I ask that you take a moment each night to thank whatever Higher Power you believe in that these precious children have been entrusted to your care. Think about the things you cherish in each child, what makes them special, in what ways do they shine. Then make sure the first words and last words out of your mouth each morning, each evening, and every time your with them is a message of praise and encouragement. A child who knows they are loved and valued unconditionally will be so much more receptive to your input, advice, and corrective discipline when needed. Talk to your child! Tell them you love them! Tell them about the joy they add to your life!

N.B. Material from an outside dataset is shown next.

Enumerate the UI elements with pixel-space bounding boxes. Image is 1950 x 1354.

I leave you with a not so gentle reminder that when you walk out the door to work in the morning, or your child heads out the door to school... there is always a possibility that something unexpected and tragic could happen that would tear you from each other's lives forevert. Do you want the last moments you were together, the last memories you shared to be of harsh words, rough handling, and tears? Would you want to have to live with that? Talk with parents who have lost their children to accident or violence. Ask them how they would choose to spend those final moments with their child, if they knew it was to be their last time together.
Make a promise to yourself and to your child that "I love you" is the most often expressed sentiment in your home and family... and don't just say it... SHOW IT! In return you will reap countless blessings from the bonds of love established, and the strong, self-assured adults your children will become.
If you were hurt by your parents as a child, get help to deal with it. If you have hurt your child in the past, get help to heal those hurts and learn new ways of parenting. Love shouldn't hurt!
A Mom whose heart breaks every time she witnesses another child's spirit being trampled by parents who should know better.